LucidDreaming: Controllable Object-Centric 3D Generation

With the recent development of generative models, Text-to-3D generations have also seen significant growth. Nonetheless, achieving precise control over 3D generation continues to be an arduous task, as using text to control often leads to missing objects and imprecise locations. Contemporary strategies for enhancing controllability in 3D generation often entail the introduction of additional parameters, such as customized diffusion models. This often induces hardness in adapting to different diffusion models or creating distinct objects. In this paper, we present LucidDreaming as an effective pipeline capable of fine-grained control over 3D generation. It requires only minimal input of 3D bounding boxes, which can be deduced from a simple text prompt using a Large Language Model. Specifically, we propose clipped ray sampling to separately render and optimize objects with user specifications. We also introduce object-centric density blob bias, fostering the separation of generated objects. With individual rendering and optimizing of objects, our method excels not only in controlled content generation from scratch but also within the pre-trained NeRF scenes. In such scenarios, existing generative approaches often disrupt the integrity of the original scene, and current editing methods struggle to synthesize new content in empty spaces. We show that our method exhibits remarkable adaptability across a spectrum of mainstream Score Distillation Sampling-based 3D generation frameworks, and achieves superior alignment of 3D content when compared to baseline approaches. We also provide a dataset of prompts with 3D bounding boxes, benchmarking 3D spatial controllability.
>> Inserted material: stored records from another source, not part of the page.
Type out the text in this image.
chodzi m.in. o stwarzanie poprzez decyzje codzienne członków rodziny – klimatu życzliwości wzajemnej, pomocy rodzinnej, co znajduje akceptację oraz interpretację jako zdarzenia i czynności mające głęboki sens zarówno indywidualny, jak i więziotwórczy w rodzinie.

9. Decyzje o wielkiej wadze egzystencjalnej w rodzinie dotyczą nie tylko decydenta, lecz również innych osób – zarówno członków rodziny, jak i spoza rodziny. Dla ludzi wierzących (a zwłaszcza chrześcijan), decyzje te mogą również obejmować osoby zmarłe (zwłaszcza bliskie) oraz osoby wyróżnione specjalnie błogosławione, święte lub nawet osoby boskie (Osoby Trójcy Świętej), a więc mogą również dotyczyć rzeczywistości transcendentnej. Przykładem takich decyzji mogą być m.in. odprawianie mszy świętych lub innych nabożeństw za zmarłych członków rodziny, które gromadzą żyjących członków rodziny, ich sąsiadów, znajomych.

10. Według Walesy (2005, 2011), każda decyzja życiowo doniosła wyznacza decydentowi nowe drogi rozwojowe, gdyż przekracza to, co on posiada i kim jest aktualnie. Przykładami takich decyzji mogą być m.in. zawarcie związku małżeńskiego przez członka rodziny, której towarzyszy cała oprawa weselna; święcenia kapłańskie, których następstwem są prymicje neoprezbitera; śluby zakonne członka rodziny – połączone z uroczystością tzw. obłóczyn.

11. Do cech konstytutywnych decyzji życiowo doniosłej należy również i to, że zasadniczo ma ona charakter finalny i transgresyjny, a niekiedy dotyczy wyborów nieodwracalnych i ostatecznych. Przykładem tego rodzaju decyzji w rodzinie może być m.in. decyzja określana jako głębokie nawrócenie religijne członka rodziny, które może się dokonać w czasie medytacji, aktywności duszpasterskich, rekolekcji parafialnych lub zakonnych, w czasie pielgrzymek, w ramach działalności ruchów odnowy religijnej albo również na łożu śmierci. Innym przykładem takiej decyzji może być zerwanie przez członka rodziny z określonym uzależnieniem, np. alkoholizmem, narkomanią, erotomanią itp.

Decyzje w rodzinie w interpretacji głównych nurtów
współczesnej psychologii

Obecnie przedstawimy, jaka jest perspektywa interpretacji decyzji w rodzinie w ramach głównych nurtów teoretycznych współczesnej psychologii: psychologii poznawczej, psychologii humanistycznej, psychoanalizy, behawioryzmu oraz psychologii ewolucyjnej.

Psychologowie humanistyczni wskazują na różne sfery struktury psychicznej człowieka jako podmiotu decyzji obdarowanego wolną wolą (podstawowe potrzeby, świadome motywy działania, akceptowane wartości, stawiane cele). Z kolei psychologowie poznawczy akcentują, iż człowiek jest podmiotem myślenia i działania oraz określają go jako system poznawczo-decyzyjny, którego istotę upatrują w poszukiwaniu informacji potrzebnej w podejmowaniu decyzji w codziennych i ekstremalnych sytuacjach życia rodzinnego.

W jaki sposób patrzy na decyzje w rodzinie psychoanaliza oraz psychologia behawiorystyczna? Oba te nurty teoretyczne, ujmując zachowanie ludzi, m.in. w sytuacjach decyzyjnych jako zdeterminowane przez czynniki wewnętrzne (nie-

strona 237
翻译：随着生成模型的近期发展，文本到3D的生成也取得了显著进展。然而，实现对3D生成过程的精准控制仍是一项艰巨任务，因为单纯依赖文本控制常导致对象缺失和位置不精确。当前增强3D生成可控性的策略通常需要引入额外参数，例如定制化扩散模型，这往往增加了适应不同扩散模型或创建不同对象的难度。本文提出的LucidDreaming作为一种高效流水线，能够实现对3D生成的细粒度控制。该方法仅需少量3D边界框输入，这些边界框可通过大语言模型从简单文本提示中推导得出。具体而言，我们提出了裁剪射线采样技术，用于根据用户规格分别渲染和优化对象。同时引入以对象为中心的密度团块偏置，促进生成对象之间的分离。通过对象的独立渲染与优化，我们的方法不仅擅长从零开始生成受控内容，还能在预训练的NeRF场景中发挥作用。在现有生成式方法常破坏原始场景完整性、当前编辑方法难以在空白区域合成新内容的情况下，我们展示了该方法在一系列主流的基于分数蒸馏采样的3D生成框架中的卓越适应性，并与基线方法相比实现了更优的3D内容对齐。我们还提供了一个包含3D边界框的提示数据集，用于评估3D空间可控性。